Het Floridakonijn komt in bijna het gehele oosten van de Verenigde Staten voor. In het westen komt hij voor tot Arizona en het noorden van New Mexico. In Canada komt hij enkel in het zuidoosten, op de grens met de VS voor. Zuidwaarts komt hij voor via Oost-Mexico tot Colombia, Venezuela. In New England kwam de soort niet voor. Sinds de soort daar is ingevoerd, vormt hij een voedselconcurrent voor de inheemse New-Englandkatoenstaart. Hij komt voor in gebieden met voldoende schuilplaatsen als struwelen, bijvoorbeeld bossen, struikgebieden en grasvelden.
In Aruba en Curaçao komt het Curaçaos konijn of konènchi (ondersoort Sylvilagus floridanus nigronuchalis) voor.
Het Floridakonijn is een nachtdier. Hij laat zich ook regelmatig zien op donkere dagen en in de schemering. Hij graaft geen eigen holen, maar gebruikt holen van de bosmarmot bij slecht weer. 's Winters kunnen ze gangen maken in diepe sneeuw.
Het Floridakonijn eet kruiden en grassen, 's winters ook twijgen, bast en knoppen. Ze eten snel, om daarna een veilige schuilplaats op te zoeken om daar hun keutels op te eten. Dit gedrag komt bij de meeste haasachtigen voor. Ze eten soms ook hoenders.

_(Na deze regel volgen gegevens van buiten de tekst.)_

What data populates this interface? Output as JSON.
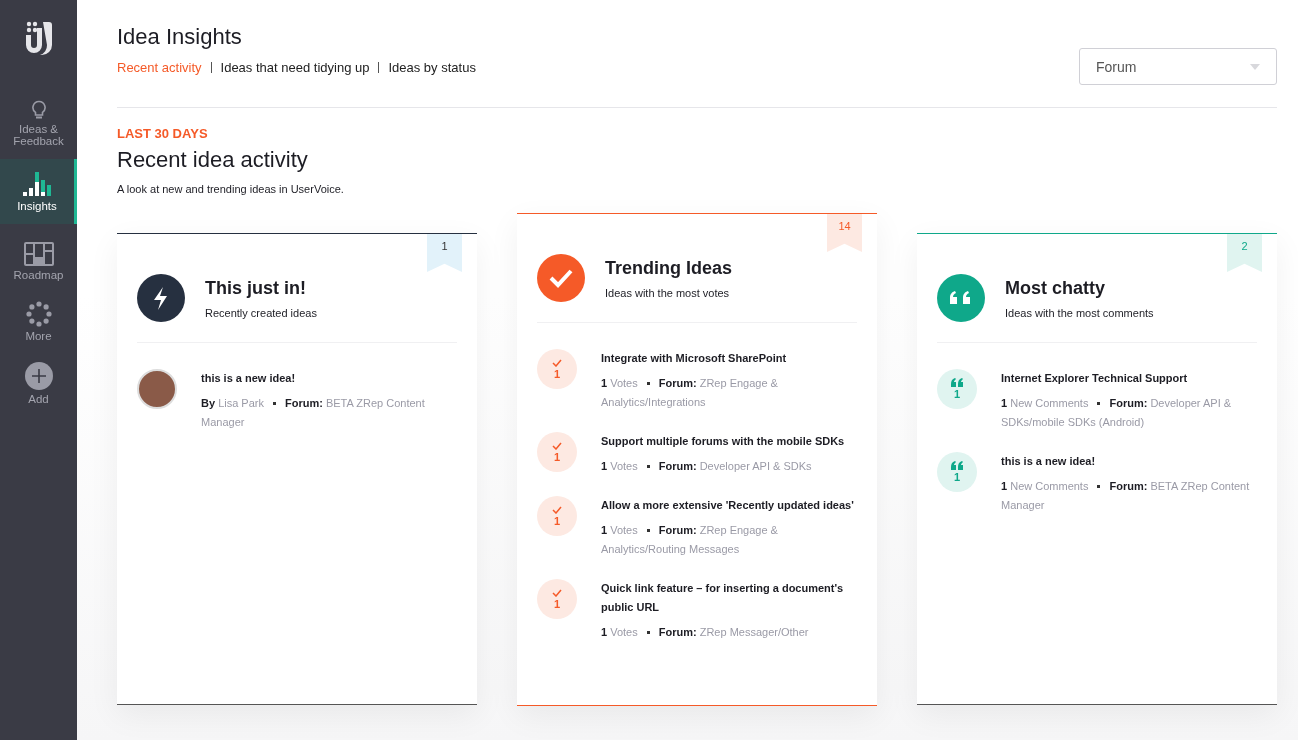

Soms staan ze op hun achterpoten om de omgeving in de gaten te houden. Ze hebben veel vijanden, waaronder haviken, uilen, marterachtigen en lynxen. Als ze achterna worden gezeten, rennen ze langs de grenzen van hun territorium en maken ze zijwaartse sprongen om het geurspoor te doorbreken. Ook kunnen ze het water in vluchten, alhoewel ze niet van zwemmen houden. Ze kunnen 3 tot 4½ meter hoog springen.
Het paarseizoen loopt van februari tot september. Mannetjes voeren in die tijd rituelen uit voor de vrouwtjes. Hierbij vechten mannetjes tegen elkaar, en springen vrouwtjes over de mannetjes. Groepjes dieren rennen achter elkaar aan, en soms springt een konijn recht omhoog.
Na een draagtijd van 28 tot 32 dagen komen vier à vijf jongen (soms één tot negen) ter wereld. Een vrouwtje kan drie of vier worpen per jaar krijgen. De jongen worden geboren in een nest, bedekt met planten en vacht uit de borst van de moeder. Het nest ligt verborgen in een hol in de grond, meestal 18 centimeter diep en 12,5 centimeter breed, waarvan de ingang is bedekt door plantaardig materiaal. Vrij snel na de geboorte paart het vrouwtje weer. Na drie maanden zijn de dieren geslachtsrijp.